Миф как семиологическая система 23 страница



Одним словом, я сильно опасаюсь, что конечная цель этого адамизма4 — с помощью «мудрости» и «лирики» оправдать неизменность мира, что человеческие поступки объявляются здесь вечными, дабы отнять у них взрывчатую силу.

 

В Мюзик-Холле*

 

Театральное время, как бы оно ни было устроено, всегда обладает связностью. В мюзик-холле же время по определению прерывисто — это непосредственное время. Именно таков смысл слова «смесь», «варьете» — сценическое время должно быть точным астрономическим временем реальных вещей, а не временем их предвидения (как в трагедии) или же ретроспективного изложения (как в эпопее).
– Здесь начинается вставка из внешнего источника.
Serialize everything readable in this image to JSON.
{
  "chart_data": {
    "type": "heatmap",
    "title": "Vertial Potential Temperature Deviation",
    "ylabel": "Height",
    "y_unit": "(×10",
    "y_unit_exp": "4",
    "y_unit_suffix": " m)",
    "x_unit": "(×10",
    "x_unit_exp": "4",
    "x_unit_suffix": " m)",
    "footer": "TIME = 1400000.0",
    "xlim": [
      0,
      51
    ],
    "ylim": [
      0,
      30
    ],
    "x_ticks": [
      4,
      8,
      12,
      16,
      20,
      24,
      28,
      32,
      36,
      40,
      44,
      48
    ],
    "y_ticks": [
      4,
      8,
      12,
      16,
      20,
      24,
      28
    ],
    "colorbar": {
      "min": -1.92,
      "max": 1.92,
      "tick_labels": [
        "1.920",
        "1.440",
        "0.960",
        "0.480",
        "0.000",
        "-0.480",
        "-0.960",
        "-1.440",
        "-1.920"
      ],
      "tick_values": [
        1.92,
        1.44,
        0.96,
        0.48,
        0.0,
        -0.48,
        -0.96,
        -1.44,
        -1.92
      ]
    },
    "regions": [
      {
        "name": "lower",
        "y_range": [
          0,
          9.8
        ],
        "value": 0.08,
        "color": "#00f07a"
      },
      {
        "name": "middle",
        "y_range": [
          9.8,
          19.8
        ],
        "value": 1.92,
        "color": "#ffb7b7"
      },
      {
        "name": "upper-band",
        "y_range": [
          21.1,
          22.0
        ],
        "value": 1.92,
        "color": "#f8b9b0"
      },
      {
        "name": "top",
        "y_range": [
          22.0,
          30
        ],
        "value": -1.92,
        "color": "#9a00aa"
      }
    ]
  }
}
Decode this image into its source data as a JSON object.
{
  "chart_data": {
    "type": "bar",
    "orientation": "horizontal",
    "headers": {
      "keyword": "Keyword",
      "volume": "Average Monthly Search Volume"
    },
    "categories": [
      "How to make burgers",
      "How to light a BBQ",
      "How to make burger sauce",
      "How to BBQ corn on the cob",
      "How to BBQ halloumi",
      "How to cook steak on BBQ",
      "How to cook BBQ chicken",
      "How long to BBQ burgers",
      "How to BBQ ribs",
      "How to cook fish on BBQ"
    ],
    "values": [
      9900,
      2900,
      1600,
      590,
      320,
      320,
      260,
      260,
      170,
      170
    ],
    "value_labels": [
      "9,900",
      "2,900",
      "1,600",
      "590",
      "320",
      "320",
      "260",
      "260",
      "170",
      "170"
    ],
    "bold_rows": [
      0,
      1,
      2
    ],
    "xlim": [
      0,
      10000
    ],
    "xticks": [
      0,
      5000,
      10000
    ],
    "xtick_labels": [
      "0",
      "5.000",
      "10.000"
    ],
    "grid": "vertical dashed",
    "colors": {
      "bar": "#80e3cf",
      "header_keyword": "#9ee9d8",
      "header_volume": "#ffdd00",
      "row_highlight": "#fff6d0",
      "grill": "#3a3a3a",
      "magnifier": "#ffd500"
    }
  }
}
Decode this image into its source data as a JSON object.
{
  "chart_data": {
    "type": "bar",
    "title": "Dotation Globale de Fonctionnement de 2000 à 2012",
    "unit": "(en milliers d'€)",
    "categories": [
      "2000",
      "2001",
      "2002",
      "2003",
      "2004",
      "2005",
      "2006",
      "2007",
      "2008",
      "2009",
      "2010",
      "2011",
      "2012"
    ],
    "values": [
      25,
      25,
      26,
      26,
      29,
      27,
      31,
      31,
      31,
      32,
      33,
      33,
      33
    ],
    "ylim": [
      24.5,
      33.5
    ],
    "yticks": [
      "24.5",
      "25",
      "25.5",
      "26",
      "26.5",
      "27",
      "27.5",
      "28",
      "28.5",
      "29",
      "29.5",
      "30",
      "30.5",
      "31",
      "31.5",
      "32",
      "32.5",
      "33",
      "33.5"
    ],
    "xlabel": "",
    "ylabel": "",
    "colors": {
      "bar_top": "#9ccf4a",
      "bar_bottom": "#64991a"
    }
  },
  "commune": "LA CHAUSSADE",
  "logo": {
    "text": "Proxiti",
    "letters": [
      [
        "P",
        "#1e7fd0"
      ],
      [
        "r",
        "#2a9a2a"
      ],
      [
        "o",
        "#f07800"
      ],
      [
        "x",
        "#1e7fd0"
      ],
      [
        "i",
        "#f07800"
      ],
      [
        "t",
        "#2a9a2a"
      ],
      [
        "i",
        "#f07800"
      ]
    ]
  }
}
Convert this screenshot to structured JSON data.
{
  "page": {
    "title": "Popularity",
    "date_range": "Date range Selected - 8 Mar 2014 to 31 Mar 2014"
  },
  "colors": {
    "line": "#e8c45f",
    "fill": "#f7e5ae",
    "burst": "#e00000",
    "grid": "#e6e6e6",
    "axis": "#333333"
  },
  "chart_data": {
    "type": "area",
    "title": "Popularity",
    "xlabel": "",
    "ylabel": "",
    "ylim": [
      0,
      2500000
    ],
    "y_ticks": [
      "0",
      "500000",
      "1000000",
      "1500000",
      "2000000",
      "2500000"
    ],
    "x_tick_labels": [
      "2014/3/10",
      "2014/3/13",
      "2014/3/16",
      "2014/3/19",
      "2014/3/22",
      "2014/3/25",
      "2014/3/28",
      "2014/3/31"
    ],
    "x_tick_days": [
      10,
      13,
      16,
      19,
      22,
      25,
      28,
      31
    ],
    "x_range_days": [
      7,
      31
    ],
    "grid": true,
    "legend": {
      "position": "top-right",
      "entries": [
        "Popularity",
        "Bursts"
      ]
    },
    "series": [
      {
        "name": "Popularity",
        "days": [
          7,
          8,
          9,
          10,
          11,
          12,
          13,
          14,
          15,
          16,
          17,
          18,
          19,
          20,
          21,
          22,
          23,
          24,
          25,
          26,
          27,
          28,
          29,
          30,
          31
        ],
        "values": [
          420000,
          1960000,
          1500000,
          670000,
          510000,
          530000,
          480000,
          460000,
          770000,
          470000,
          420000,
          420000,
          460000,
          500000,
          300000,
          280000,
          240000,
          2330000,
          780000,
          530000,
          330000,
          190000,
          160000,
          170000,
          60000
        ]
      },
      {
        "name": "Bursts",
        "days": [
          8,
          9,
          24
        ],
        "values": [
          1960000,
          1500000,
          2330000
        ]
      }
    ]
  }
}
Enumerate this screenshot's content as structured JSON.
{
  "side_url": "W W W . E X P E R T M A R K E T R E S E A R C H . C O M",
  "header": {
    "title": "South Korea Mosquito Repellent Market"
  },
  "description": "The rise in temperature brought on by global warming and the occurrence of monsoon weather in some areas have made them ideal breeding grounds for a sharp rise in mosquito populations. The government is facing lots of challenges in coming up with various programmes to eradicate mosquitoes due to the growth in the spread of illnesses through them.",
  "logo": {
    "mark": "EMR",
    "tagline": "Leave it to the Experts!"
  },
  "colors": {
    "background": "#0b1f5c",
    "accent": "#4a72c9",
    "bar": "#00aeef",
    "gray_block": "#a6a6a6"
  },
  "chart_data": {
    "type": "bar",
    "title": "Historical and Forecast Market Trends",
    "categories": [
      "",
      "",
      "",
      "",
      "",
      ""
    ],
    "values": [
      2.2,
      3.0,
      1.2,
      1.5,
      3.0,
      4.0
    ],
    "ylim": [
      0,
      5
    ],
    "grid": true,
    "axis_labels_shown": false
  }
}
Такое буквальное время обладает тем преимуществом, что оно более всего благоприятствует жесту, ибо очевидно, что жест существует как зрелище лишь с того момента, когда ход времени оказывается прерван (это хорошо видно в исторической живописи, где в застывшем жесте героя — выше я называл это numen — останавливается временная длительность). По своей глубинной сути варьете — не просто развлекательная техника, это необходимая предпосылка искусственности (в бодлеровском смысле понятия)1. Извлечь жест из сладковатой мякоти длительности, представить его в виде окончательно завершенного сверхжеста, придать ему чистую визуальность, освободить от всякой причинности, сделать его всецело зрелищем, а не значением — такова изначально эстетика мюзик-холла. Предметы жонглеров и жесты акробатов, изъятые из вязкого времени (избавленные как от пафоса, так и от логоса), сверкают своей чистой искусственностью, чем-то напоминая холодную точность гашишных видений у Бодлера, где мир абсолютно очищен от всякой духовности — именно потому, что отрекся от времени.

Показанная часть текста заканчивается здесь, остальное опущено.